А люди были сердиты, он это хорошо чувствовал и понимал их: подошло время промыслов, но ватага еще только рубила зимовье. Поблизости соболей и лис явно не было. Многим уже казалось, что лишь чудо поможет добыть кое-какую рухлядь, чтобы хоть как покрыть убытки. По утрам и по вечерам люди страстно молились святым апостолам Петру и Павлу, покровителям промыслов. В том был намек и укор атаману.
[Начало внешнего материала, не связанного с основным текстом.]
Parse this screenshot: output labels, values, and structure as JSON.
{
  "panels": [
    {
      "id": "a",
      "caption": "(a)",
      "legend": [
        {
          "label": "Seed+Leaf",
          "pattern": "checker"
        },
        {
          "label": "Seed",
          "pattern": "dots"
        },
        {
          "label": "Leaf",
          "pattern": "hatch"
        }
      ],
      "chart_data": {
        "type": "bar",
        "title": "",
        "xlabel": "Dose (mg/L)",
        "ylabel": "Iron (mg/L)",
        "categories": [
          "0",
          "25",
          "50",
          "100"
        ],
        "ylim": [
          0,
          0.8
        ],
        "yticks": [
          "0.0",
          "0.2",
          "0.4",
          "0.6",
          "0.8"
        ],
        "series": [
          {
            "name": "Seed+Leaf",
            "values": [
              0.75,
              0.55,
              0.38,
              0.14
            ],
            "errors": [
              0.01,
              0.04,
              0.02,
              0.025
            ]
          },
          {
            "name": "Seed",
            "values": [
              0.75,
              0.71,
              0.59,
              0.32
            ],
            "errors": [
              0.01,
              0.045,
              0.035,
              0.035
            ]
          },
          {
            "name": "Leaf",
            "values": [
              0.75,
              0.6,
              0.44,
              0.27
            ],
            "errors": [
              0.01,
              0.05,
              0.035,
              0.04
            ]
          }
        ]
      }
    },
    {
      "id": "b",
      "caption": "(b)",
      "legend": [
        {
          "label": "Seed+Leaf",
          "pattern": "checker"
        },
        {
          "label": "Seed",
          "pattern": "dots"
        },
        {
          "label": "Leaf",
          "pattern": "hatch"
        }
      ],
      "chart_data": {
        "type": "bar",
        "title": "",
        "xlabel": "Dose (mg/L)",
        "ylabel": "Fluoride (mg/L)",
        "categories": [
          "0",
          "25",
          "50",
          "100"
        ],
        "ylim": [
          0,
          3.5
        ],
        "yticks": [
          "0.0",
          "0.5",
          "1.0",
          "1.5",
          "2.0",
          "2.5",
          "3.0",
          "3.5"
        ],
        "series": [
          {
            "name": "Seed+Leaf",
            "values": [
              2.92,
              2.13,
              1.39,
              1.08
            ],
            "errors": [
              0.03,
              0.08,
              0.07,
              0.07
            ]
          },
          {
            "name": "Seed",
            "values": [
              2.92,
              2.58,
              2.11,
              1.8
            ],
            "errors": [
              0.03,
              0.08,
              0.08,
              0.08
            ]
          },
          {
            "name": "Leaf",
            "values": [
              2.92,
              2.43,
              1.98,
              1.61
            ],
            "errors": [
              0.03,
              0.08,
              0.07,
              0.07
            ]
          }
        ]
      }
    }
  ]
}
Только от старого Пенды не было ни похвал, ни осуждения. «То ли равнодушен ко всему, – гадал атаман, – то ли так надежно заперт?» Пантелей спокойно переносил тяготы будней и чем откровенней связчики показывали недоверие атаману, тем чаще говорил о душевном, звал идти на Ламу.
– Со слов тойона Увы, Оймякон впадает в Мому, куда она течет, никто не знает, – отговаривался Михей и чувствовал приятное волнение, которое принимал за вещий знак. – Если благополучно перезимуем и не даст бог добычи в этом краю, построим струги, поплывем в неведомое, как Илейка Перфильев, Ивашка Ребров.
Все ждали от Пенды рассказов про удачные промыслы, скитания по неизвестным землям, но он упорно помалкивал, а при настойчивых расспросах как-то нехорошо усмехался.
– Вот бы кому язык огоньком развязать! – Покряхтывая и похохатывая, обмолвился Федька Катаев.
Пантелей выплюнул из-за щеки ягодный лист, поднял парку и подол заячьей рубахи, показал живот. Казаки и промышленные, удивленно переглянувшись, вопрошающе уставились на него.
– Спина кнутом исполосована, зато над огоньком не висел! – пояснил Пенда.
Бывальцы были наслышаны о первопроходцах, кончивших земные жизни в пыточных избах под кнутами приказных и воевод. За слухами и догадками о несказанном ими была чарующая тайна, а Пантелей Пенда был одним из ее жрецов.
– Язык наш – враг наш! – поддакнул Пашка, поглаживая кожаный переплет Библии. – Гроб смердячий!
Пылали костры, сизый дым поднимался к небу ровными воронками, от прогретой земли шел жар и оседал куржаком на одеяла. Утомленные работами, люди быстро засыпали. Якутка лежала рядом с Тархом в меховом мешке – кукуле, сквозь выбеленные инеем ресницы глядела в низкое небо и улыбалась своей новой жизни. Над ее лицом поднималось и осыпалось льдинками облачко пара.
Пашка, закрыв Книгу, которую обычно читал перед сном, втянулся в глубину оленьего кукуля. Михей Стадухин в полусне привычно растекся по сугробам, обращаясь в большое бесплотное ухо. Внутренний взор его скользнул по уродливым пням, корявым сучьям, щепе, по замершим в студеном безветрии деревьям и остановился на соболе с бьющейся куропаткой в зубах. Зверек воровато оглянулся и поволок птицу под пень.